With respect to the work VES does for the VHA, we do not access
VISTA, nor do we upload completed reports into VBMS. Although we have
offered to do so, the VHA has declined this offer. We currently send
completed MDE reports to the VHA via encrypted e-mail as a secure PDF
attachment. We also upload the completed reports to the VES Secure
Client Portal.
With that said, as a private contractor, VES certainly does not
have the same level of access to or interoperability with VISTA as does
the VHA or VBA. Moreover, I highly doubt that the VA would allow any
private contractor unlimited and unfettered access to a system with
such highly confidential and private information. Nevertheless, to the
extent the VA was to allow us such access, our company certainly has
the IT capability and financial resources to make the necessary
investment to become fully interoperable with VISTA. VES maintains a
robust, captive IT department, complete with a team of professional
programmers who have previously worked together with VA technical
experts on a number of IT-related projects. We are confident we can
accommodate any reasonable IT requirements established by the VA going
forward.

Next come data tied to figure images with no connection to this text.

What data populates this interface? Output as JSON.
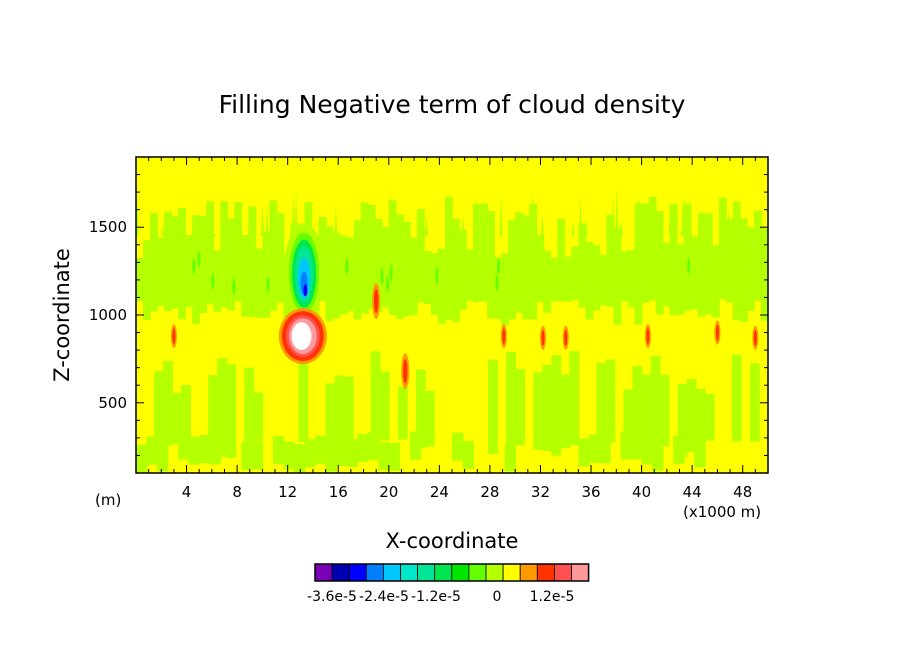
{
  "chart_data": {
    "type": "heatmap",
    "title": "Filling Negative term of cloud density",
    "xlabel": "X-coordinate",
    "ylabel": "Z-coordinate",
    "x_unit_left": "(m)",
    "x_unit_right": "(x1000 m)",
    "xlim": [
      0,
      50
    ],
    "ylim": [
      100,
      1900
    ],
    "xticks": [
      4,
      8,
      12,
      16,
      20,
      24,
      28,
      32,
      36,
      40,
      44,
      48
    ],
    "yticks": [
      500,
      1000,
      1500
    ],
    "features": [
      {
        "region": "core-positive",
        "x": 13.2,
        "z": 880,
        "value": 1.8e-05
      },
      {
        "region": "core-negative",
        "x": 13.3,
        "z": 1250,
        "value": -3e-05
      },
      {
        "region": "spot",
        "x": 21.3,
        "z": 680,
        "value": 1.2e-05
      },
      {
        "region": "spot",
        "x": 19.0,
        "z": 1080,
        "value": 1e-05
      },
      {
        "region": "spot",
        "x": 29.1,
        "z": 880,
        "value": 8e-06
      },
      {
        "region": "spot",
        "x": 32.2,
        "z": 870,
        "value": 8e-06
      },
      {
        "region": "spot",
        "x": 34.0,
        "z": 870,
        "value": 6e-06
      },
      {
        "region": "spot",
        "x": 40.5,
        "z": 880,
        "value": 6e-06
      },
      {
        "region": "spot",
        "x": 3.0,
        "z": 880,
        "value": 4e-06
      },
      {
        "region": "spot",
        "x": 46.0,
        "z": 900,
        "value": 4e-06
      },
      {
        "region": "spot",
        "x": 49.0,
        "z": 870,
        "value": 6e-06
      }
    ],
    "colorbar": {
      "colors": [
        "#7a00b8",
        "#0000b0",
        "#0000ff",
        "#0080ff",
        "#00c8ff",
        "#00e6c8",
        "#00e696",
        "#00e650",
        "#00e600",
        "#64ff00",
        "#b4ff00",
        "#ffff00",
        "#ff9900",
        "#ff3300",
        "#ff5050",
        "#ff9999"
      ],
      "labels": [
        "-3.6e-5",
        "-2.4e-5",
        "-1.2e-5",
        "0",
        "1.2e-5"
      ]
    }
  }
}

However, absent a more detailed understanding from the VA of
the parameters of a project to establish full interoperability, we have
no basis upon which to provide you an estimate of how much that might
cost.
The point is that we do not need the same level of access to or
interoperability with VISTA in order to provide the VA timely and
quality medical disability examination services. Not having the same
level of interoperability with VISTA as the VHA does not in any way
limit or compromise VES' ability to deliver valuable services to the
VA. Moreover, it does not detract from our position that our veterans
would be better served with the VHA focusing exclusively on treatment,
and outsourcing all C&P MDEs to private contractors through the VBA.